Михаил Шолохов и его друзья. 1926 г.
ЧУЖАЯ КРОВЬ. Рассказ был напечатан в сборнике «Лазоревая кровь», Новая Москва, М., 1926; затем вошел в сборники : « О Колчаке, крапиве и прочем», ГИЗ, М.-Л., 1927; «Заря Советов», Московский рабочий , М.-Л., 1928; «Донские рассказы», Московский рабочий, М., 1929; « Лазоревая степь», Московское товарищество писателей, М., 1931.
Трагический рассказ о переживаниях родителей, потерявших в Гражданской войне сына, но принявших чужого сына , «чужую кровь», как родного в свою семью.

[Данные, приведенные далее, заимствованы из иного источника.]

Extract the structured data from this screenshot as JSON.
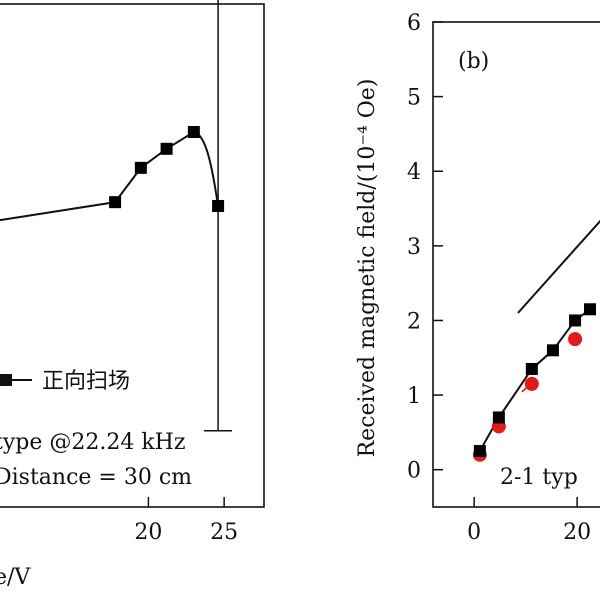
{
  "chart_data": [
    {
      "panel": "",
      "type": "line",
      "xlabel": "e/V",
      "ylabel": "",
      "xlim": [
        10.2,
        27.5
      ],
      "ylim": [
        0,
        6.6
      ],
      "xticks": [
        20,
        25
      ],
      "yticks": [],
      "grid": false,
      "legend": {
        "placement": "bottom-right",
        "label": "正向扫场"
      },
      "annotations": [
        "type @22.24 kHz",
        "Distance = 30 cm"
      ],
      "series": [
        {
          "name": "正向扫场",
          "marker": "square",
          "color": "#000000",
          "x": [
            17.8,
            19.5,
            21.2,
            23.0,
            24.6
          ],
          "y": [
            4.0,
            4.45,
            4.7,
            4.92,
            3.95
          ]
        }
      ],
      "error_bars": [
        {
          "x": 24.6,
          "y": 3.95,
          "low": 1.0,
          "high": 7.2
        }
      ]
    },
    {
      "panel": "(b)",
      "type": "scatter",
      "xlabel": "",
      "ylabel": "Received magnetic field/(10⁻⁴ Oe)",
      "xlim": [
        -8,
        26
      ],
      "ylim": [
        -0.5,
        6
      ],
      "xticks": [
        0,
        20
      ],
      "yticks": [
        0,
        1,
        2,
        3,
        4,
        5,
        6
      ],
      "xtick_labels": [
        "0",
        "20"
      ],
      "grid": false,
      "annotations": [
        "2-1 typ"
      ],
      "series": [
        {
          "marker": "square",
          "color": "#000000",
          "x": [
            1.1,
            4.8,
            11.2,
            15.3,
            19.6,
            22.5
          ],
          "y": [
            0.25,
            0.7,
            1.35,
            1.6,
            2.0,
            2.15
          ]
        },
        {
          "marker": "circle",
          "color": "#e31a1c",
          "x": [
            1.1,
            4.8,
            11.2,
            19.6
          ],
          "y": [
            0.2,
            0.58,
            1.15,
            1.75
          ]
        }
      ],
      "reference_line": {
        "x": [
          8.5,
          26
        ],
        "y": [
          2.1,
          3.45
        ]
      }
    }
  ]
}
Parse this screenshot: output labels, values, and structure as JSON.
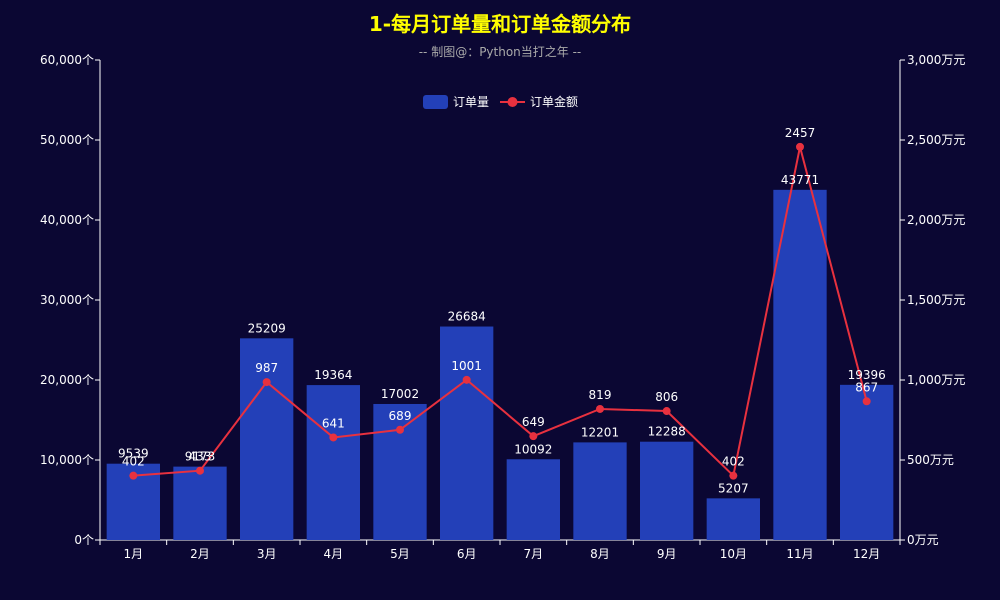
{
  "chart_data": {
    "type": "bar",
    "title": "1-每月订单量和订单金额分布",
    "subtitle": "-- 制图@：Python当打之年 --",
    "categories": [
      "1月",
      "2月",
      "3月",
      "4月",
      "5月",
      "6月",
      "7月",
      "8月",
      "9月",
      "10月",
      "11月",
      "12月"
    ],
    "series": [
      {
        "name": "订单量",
        "type": "bar",
        "axis": "left",
        "color": "#2340b8",
        "values": [
          9539,
          9173,
          25209,
          19364,
          17002,
          26684,
          10092,
          12201,
          12288,
          5207,
          43771,
          19396
        ]
      },
      {
        "name": "订单金额",
        "type": "line",
        "axis": "right",
        "color": "#e8313f",
        "values": [
          402,
          433,
          987,
          641,
          689,
          1001,
          649,
          819,
          806,
          402,
          2457,
          867
        ]
      }
    ],
    "y_left": {
      "min": 0,
      "max": 60000,
      "tick_labels": [
        "0个",
        "10,000个",
        "20,000个",
        "30,000个",
        "40,000个",
        "50,000个",
        "60,000个"
      ]
    },
    "y_right": {
      "min": 0,
      "max": 3000,
      "tick_labels": [
        "0万元",
        "500万元",
        "1,000万元",
        "1,500万元",
        "2,000万元",
        "2,500万元",
        "3,000万元"
      ]
    },
    "legend_position": "top-center",
    "grid": false
  }
}
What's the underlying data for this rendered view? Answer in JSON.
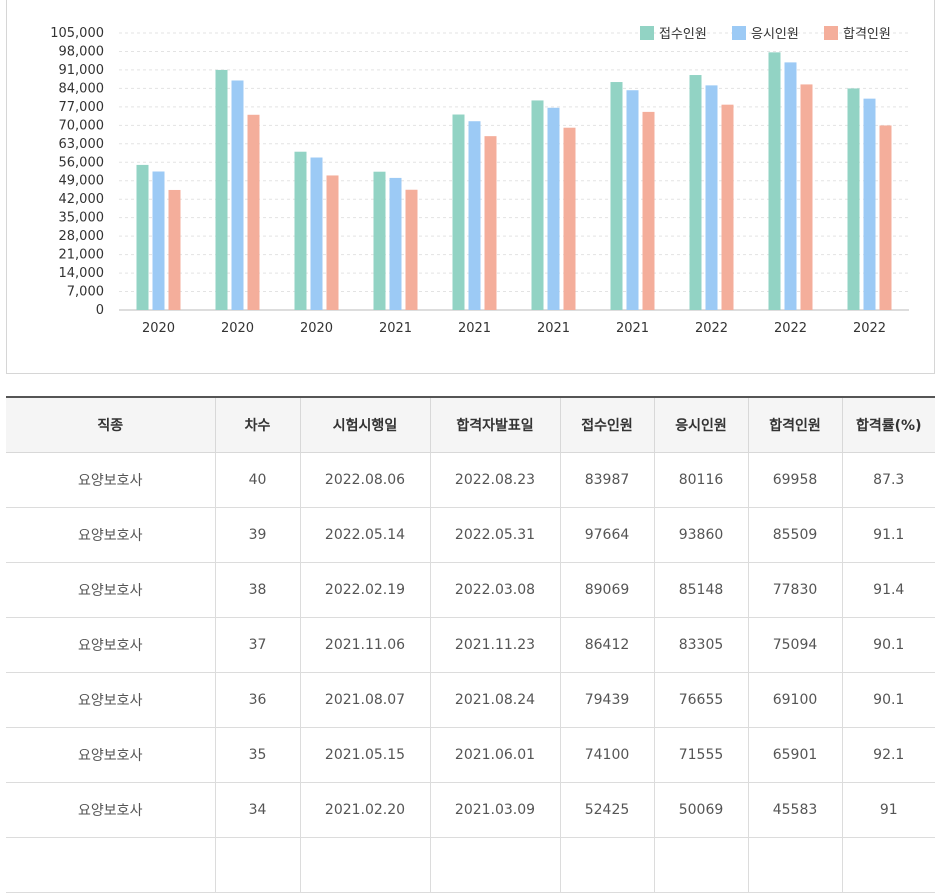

ГАВРИЛА ВАСИЛЬЕВИЧ, дед Гаврила, вахмистр в прошлом, имеет медали и кресты за воинскую службу. А сейчас постоянно думает о сыне Петре, пропавшем без вести. Собирая Петра на войну против красных, продал две пары быков, купил строевого коня сыну, наказывал Петру беречь воинскуюславу донского казака, «Деды и прадеды твои службу царям несли, должон и ты!..» Через месяц после проводов сына пришли красные, перевернув старую жизнь «наизнанку». Дед Гаврила не изменил свою жизнь, носил шаровары с лампасами, носил медали и кресты, пока председатель Совета не посоветовал ему: «Сыми, дед, висюльки! Теперь не полагается». Ордена снял, но обида осталась.И не хотелось работать – «некому стало наживать. Рушились сараи, ломала скотина базы, гнили стропила раскрытого бурей катуха…Прахом дымилось все нажитое десятками лет. Руки падали в работе; но весною…манила деда земля, звала по ночам властным неслышным зовом». Постоянно думая о Петре и ожидая его, сшили ему полушубок, сготовили сапоги, сшили из овчинки папаху. Но все их надежды развеял Прохор Лиховидов, вернувшийся из Турции. Он рассказал, как Петр, расседлал своего коня, а тут набежали красные , Петр на лошадь, а он расседланная, тут его и срубили. Смерть Петра дед Гаврила переживал мучительно. А тут началась продразверстка, дед Гаврила попытался сопротивляться, но «рослый, белокурый, по виду начальник» твердо заявил: « - Не дашь? Сами возьмем!..» На продотрядников налетели восставшие казаки и всех загубили, лишь белокурый начальник подавал признаки жизни, дед Гаврила перенес его в дом, день и ночь ухаживали за белокурым, дед Гаврила вставлял ему в рот свой зачерствевший палец, «концом ножа осторожно разжимал стиснутые зубы, астаруха через камышинку лила подогретое молоко и навар из бараньих костей…В такие минуты жалость приходила непрошенная».Наконец пробудился белокурый начальник, звать его Николай, но дед Гаврила и его жена стали называть его Петром в память о сыне. «С каждым днем с ужасом чувствовал Гаврила, что кровно привязывается к новому Петру, а образ первого, родного, меркнет, тускнеет, как отблеск заходящего солнца на слюдовом оконце хаты. Силился вернуть прежнюю тоску и боль,но прежнее уходило все дальше, и ощущал Гаврила от этого стыд и неловкость…»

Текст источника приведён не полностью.